Advanced Light Measurement: Key Concepts

Photographers know that they need to be worried about the effect of light on their photographs and learn how to take a light measurement. But, there's more to light measurements than simply avoiding the mid-day. Users need to understand how light is reflected, how light falls on a subject and how to effectively use meters.

Step 1: Understanding Falling and Reflected Light

Before even stepping into how to measure light, photographers need to know how light exposure is measured. Light is either measured as it is reflected from an object or by how it falls on it. When a photographer is trying to measure reflected light, he is taking reflected light measurements. The second type is known as incident light.

Reflected light measurements are often not enough for most photographers. The reflected light measurements only indicate how much a reflective surface could be, not how reflective it really is. For example, even certain blacks can reflective, but a reflective light measurement wouldn't really take the black object into account. A bright day can throw off the measurements.

Reflective light should still be kept to a minimum. For example, a photographer wouldn't want to use a flash on a glass since this would cause the flash to reflect off the glass and onto the lens. But, sometimes reflective light is necessary to illuminate shadows and lines.

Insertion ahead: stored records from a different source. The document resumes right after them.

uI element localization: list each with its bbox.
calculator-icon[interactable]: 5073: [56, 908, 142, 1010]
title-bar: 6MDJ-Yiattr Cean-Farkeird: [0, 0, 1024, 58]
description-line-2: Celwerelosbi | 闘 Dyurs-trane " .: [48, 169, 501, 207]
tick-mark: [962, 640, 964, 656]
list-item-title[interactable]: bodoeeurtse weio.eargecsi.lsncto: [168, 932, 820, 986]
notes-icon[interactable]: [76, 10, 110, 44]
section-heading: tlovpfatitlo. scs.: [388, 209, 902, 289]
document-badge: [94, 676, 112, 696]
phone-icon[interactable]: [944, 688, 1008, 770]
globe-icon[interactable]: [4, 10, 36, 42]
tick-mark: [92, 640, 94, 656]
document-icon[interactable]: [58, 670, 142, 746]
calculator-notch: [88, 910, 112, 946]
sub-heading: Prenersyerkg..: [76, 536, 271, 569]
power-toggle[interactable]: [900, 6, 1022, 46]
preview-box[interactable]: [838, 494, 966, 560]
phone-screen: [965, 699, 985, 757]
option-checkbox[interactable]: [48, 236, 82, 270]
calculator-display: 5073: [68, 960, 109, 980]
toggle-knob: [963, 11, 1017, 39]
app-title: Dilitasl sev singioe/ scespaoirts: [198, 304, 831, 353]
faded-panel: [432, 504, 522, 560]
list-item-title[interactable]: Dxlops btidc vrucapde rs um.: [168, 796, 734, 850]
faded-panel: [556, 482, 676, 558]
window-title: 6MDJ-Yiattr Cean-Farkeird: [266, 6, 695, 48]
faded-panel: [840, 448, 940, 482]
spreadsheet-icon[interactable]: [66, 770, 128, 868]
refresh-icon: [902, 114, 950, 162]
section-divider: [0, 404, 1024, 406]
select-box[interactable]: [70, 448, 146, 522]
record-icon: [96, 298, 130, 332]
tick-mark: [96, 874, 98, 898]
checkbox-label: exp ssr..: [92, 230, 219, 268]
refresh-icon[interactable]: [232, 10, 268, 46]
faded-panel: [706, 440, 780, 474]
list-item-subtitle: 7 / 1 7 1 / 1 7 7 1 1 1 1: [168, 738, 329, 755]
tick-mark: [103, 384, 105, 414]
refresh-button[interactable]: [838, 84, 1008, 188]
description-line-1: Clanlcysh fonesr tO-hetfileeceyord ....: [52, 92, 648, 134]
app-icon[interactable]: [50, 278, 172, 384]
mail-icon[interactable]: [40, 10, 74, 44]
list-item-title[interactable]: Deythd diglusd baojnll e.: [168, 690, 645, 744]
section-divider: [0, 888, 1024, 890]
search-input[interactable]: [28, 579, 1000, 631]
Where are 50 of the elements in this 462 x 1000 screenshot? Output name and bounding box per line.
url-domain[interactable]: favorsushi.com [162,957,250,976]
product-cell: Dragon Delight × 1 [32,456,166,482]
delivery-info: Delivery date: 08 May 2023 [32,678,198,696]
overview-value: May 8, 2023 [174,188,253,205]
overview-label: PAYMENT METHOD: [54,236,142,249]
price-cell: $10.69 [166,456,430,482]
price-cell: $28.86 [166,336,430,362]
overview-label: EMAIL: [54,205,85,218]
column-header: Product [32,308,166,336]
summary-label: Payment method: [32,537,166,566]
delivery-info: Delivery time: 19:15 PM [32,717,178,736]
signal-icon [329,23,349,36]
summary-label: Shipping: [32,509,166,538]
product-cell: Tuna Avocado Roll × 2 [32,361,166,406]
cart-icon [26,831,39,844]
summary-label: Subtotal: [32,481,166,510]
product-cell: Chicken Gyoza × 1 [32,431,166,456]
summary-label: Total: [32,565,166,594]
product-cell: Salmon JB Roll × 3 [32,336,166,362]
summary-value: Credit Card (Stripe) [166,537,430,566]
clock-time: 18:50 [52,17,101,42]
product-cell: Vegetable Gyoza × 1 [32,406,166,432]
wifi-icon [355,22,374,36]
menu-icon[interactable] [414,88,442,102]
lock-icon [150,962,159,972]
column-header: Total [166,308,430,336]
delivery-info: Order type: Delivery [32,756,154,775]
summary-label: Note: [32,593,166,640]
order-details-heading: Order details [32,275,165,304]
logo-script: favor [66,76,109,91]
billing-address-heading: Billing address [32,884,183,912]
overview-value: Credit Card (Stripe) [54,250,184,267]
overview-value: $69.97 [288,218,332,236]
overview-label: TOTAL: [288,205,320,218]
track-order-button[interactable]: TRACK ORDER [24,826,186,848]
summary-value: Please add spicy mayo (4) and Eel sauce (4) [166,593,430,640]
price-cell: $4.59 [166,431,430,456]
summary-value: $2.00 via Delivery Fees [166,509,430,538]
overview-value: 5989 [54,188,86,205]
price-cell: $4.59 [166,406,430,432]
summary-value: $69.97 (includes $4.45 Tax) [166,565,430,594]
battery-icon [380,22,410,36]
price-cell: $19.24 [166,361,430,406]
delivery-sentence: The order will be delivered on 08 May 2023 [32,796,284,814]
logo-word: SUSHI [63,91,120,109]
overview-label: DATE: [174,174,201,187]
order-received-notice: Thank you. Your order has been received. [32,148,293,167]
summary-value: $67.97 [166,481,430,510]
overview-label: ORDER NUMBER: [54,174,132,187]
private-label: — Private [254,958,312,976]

Step 2: Getting Better Measurements with Incident Light

While the reflective light measures can be limited, incident light works better for most people. Photographers generally need to worry more about how much light is falling on a subject, rather than how much light may reflect off surrounding surfaces.

Incident light meters tend to be accurate than reflective light meters since they provide more information about how much exposure is actually needed. They are also more sensitive to light in the area.

Step 3: Types of Meters

Light meters basically come in three types: spot, incident and color. The spot meter is a type of reflective meter, and it only measures the amount of reflective light in one section. For example, it could be used to measure how much light is on the White House Press Secretary. This meter can also be set up at different distances from the camera in order to obtain better readings on flash reach.

The incident meter was discussed previously, but it helps determine how much flash is needed based on how much light is falling on the subject. For example, if there is enough ambient light in the room to adequately light the subject, then there is no need to use a flash at all. One such incident meter is the Spectra Cine. This meter can be positioned in the same place as where the subject will be seated. Then, it will give a reading of all the light in that area.

Color meters are a little different than the previous two. As opposed to measuring just light, it also measures the color temperature of the light providers in the area. It will then provide the photographer with recommendations on which type of filters will work best to balance out the colors.